Палата позволяла себе пропускать обеды. Вечерами Юля все также уходила, а женщины давали советы. Однажды она принесла большой бумажный самолет и привязала рядом с человечком.
В понедельник, в большой обход, доктор Травкин, как всегда обстоятельно изложив суть дела, вдруг поплыл в улыбке:
– Слушай, кто тебя воспитывал, чего ты ползаешь. Я снимаю с себя ответственность.
– Помните, Маресьев.
– Понятно, – улыбка съехала с его лица, – пошли отсюда. Пионерка, мать твою.
Женщины прислушивались. Свита удалилась, а баба Галя от кровати к кровати, зигзагом подошла к окну, посмотрела и вдруг повернулась к Юле:
– Это кто у тебя, оберег? – прищурилась на глиняного человечка.
– А вы посмотрите.
Старушка взяла фигурку за толстый зад и повертела.
– Смеется.
– Дай посмотреть.
Отвязанный божок был пущен по кругу.
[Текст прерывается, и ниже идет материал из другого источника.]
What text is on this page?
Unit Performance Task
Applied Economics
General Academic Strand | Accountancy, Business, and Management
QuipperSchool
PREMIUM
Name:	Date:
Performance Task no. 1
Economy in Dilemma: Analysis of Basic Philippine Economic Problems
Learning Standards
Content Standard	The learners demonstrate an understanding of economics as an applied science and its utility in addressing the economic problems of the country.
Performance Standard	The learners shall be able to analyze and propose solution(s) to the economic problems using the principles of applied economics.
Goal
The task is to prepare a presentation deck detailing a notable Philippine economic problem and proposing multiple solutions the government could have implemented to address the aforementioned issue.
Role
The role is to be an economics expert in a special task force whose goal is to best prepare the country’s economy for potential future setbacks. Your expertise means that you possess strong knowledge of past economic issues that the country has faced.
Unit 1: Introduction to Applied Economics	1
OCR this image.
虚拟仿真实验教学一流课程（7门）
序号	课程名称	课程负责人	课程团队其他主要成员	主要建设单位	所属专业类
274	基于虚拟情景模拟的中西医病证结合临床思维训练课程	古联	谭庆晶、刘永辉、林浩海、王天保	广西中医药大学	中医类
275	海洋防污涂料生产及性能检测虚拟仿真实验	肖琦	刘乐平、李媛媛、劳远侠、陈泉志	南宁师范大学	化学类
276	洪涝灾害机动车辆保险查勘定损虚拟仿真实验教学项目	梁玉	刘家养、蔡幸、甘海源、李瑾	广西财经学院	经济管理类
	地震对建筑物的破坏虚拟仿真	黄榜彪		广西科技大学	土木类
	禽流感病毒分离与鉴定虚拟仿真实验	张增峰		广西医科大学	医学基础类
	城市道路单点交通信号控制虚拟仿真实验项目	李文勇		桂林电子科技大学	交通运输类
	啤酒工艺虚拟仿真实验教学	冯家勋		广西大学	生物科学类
Его передавали с кровати на кровать, разглядывали со всех сторон.
Вера Степановна, терпеливо ждавшая своей очереди, долго не выпускала его из рук и вдруг заухала, заухала и раскатилась горошистым смехом:
– Ой, не могу. Да это. Это… Бабоньки, да это.
– Кто? Ну кто?
Оглянувшись по сторонам, Вера Степановна приподнялась на подушках и дважды шепнула запретное слово. Разахались, фигурка снова была пущена по кругу, на этот раз подолгу задерживаясь в руках. Зашедшей навести порядок Свете тоже дали подержать. Она раскраснелась, подтянула вырез на груди и вернула человечка Юле.
– Спать, женщины, спать.
В эту ночь долго не могли уснуть. Хихикали, рассказывали про своих мужчин.
Во вторник бабу Галю забрал представитель дома престарелых, Веру Степановну перевели в краевую, а Рината отпросилась на новогодние праздники домой.
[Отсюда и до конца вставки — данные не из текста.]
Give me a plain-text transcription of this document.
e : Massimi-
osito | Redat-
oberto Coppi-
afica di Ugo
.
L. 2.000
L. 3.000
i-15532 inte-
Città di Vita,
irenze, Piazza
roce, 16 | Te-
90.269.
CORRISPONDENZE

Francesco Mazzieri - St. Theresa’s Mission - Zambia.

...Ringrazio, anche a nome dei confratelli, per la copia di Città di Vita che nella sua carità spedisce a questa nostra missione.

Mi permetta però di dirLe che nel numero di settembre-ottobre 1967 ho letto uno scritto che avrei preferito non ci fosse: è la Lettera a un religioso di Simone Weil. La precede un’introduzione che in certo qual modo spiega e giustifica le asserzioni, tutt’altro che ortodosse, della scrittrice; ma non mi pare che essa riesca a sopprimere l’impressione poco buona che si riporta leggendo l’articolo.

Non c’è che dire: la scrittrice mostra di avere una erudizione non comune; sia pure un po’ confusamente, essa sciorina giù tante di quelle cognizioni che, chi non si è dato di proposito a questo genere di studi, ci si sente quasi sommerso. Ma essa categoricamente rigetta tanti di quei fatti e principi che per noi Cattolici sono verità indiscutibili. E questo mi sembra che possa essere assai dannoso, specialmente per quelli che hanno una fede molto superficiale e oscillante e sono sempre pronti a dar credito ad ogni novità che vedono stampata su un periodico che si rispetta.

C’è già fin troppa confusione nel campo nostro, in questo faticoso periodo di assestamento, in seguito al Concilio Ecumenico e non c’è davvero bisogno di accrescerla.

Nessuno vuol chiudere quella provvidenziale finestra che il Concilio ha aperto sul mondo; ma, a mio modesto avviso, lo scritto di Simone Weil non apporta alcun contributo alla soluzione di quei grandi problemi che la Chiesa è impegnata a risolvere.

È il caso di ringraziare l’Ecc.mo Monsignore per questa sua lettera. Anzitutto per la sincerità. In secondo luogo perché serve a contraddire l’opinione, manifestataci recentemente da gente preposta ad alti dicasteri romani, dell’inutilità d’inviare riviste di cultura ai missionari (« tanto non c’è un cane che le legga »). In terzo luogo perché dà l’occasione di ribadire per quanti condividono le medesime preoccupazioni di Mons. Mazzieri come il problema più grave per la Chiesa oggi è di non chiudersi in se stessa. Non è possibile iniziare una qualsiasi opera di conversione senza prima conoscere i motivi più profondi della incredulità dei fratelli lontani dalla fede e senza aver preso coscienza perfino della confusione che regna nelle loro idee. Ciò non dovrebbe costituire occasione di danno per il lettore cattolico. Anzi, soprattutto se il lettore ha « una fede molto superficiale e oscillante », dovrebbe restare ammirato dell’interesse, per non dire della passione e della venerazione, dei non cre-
31 декабря в 6.30 утра у одиннадцатой палаты появилась женщина в светлом деловом костюме. Короткая юбка и полусапожки на высокой шпильке соединялись плотными черными колготками. В высокой прическе трепетала крыльями бабочка.
Опираясь на палку, она прошла мимо поста сестры в конец коридора и повернула за угол. Рыжебородый спал. Женщина подошла к тумбочке у его кровати, покачала крылья маленького самолетика бумажной эскадрильи, делавшей поверхность похожей на аэродром, осторожно отодвинула и положила на освободившийся край пачку дорогих дамских сигарет. Потом прошла в душевую, по скользким мокрым плиткам до окна, открыла и посмотрела вниз. В окнах ординаторской этажом ниже горел свет.
Взяв выписной лист, она осторожно двинулась вдоль открытых палат. Мужских и женских. И везде были привязаны руки и ноги – немыслимое количество железа на один квадратный метр. Сломанные тела и судьбы.